Im Vordergrund steht die Entwicklung seines Teams
Die beste Therapie für den Mann, der von seinen Athleten stets fordert, nach Niederlagen immer wieder aufzustehen und für die eigenen Träume zu kämpfen, könnte deshalb an diesem Sonntag ein erneuter Titelgewinn sein. Wobei es nicht in erster Linie Titel sind, die für ihn zählen. Im Vordergrund steht immer die individuelle Entwicklung seiner Schützlinge, die für ihn nicht am Mattenrand endet.
Auch interessant
Auch interessant
Auch interessant
„Mich macht es glücklich zu sehen, wenn meine Sportler auch menschlich einen guten Weg gehen“, sagt er. Viele, die er trainieren durfte, seien sportlich keine Überflieger gewesen. „Aber wenn sie beruflich erfolgreich sind und mir dann ihre Kinder ins Training schicken, weil sie wollen, dass die einen ähnlichen Weg einschlagen, macht mich das stolz“, sagt er.

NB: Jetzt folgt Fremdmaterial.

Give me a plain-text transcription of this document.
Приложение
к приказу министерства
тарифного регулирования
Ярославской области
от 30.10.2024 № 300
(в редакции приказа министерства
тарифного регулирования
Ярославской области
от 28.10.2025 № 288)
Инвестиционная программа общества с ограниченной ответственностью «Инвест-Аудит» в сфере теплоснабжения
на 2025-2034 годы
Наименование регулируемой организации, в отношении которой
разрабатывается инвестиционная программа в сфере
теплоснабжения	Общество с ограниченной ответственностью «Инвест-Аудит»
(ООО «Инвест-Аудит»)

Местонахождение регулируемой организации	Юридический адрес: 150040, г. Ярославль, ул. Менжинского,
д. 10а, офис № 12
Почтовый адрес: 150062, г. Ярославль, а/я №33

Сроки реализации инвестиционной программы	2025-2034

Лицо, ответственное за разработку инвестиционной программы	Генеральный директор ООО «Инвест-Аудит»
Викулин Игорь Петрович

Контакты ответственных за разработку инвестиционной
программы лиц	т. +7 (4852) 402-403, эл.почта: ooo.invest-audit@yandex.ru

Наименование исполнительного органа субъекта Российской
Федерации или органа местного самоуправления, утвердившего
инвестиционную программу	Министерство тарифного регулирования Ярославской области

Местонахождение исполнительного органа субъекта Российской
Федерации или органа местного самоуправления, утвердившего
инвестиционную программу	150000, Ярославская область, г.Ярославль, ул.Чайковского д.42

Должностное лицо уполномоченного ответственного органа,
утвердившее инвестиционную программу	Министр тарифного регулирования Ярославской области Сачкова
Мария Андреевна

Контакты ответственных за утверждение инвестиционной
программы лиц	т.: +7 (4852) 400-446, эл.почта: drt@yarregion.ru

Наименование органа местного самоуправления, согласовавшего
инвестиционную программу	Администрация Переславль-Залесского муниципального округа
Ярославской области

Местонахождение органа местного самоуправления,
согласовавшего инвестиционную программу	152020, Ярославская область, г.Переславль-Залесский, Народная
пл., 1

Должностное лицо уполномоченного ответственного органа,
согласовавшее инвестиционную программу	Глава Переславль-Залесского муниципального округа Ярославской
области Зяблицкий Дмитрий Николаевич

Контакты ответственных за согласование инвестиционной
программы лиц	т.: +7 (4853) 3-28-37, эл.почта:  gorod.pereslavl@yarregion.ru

Slavko Tekic geht für seine Athleten durchs Feuer
Es ist diese Einstellung, die Slavko Tekic zu dem gemacht hat, der er ist. Zu einem Trainer, dessen Athleten genauso für ihn durchs Feuer gehen wie er für sie. Und zu einem Menschen, dessen Verdienste für den Judosport in Hamburg mit Geld nicht aufzuwiegen sind. Aber das war auch nie sein Anspruch. Ihm reichen die Zuneigung seiner erweiterten Familie – und ein paar Titel pro Jahr.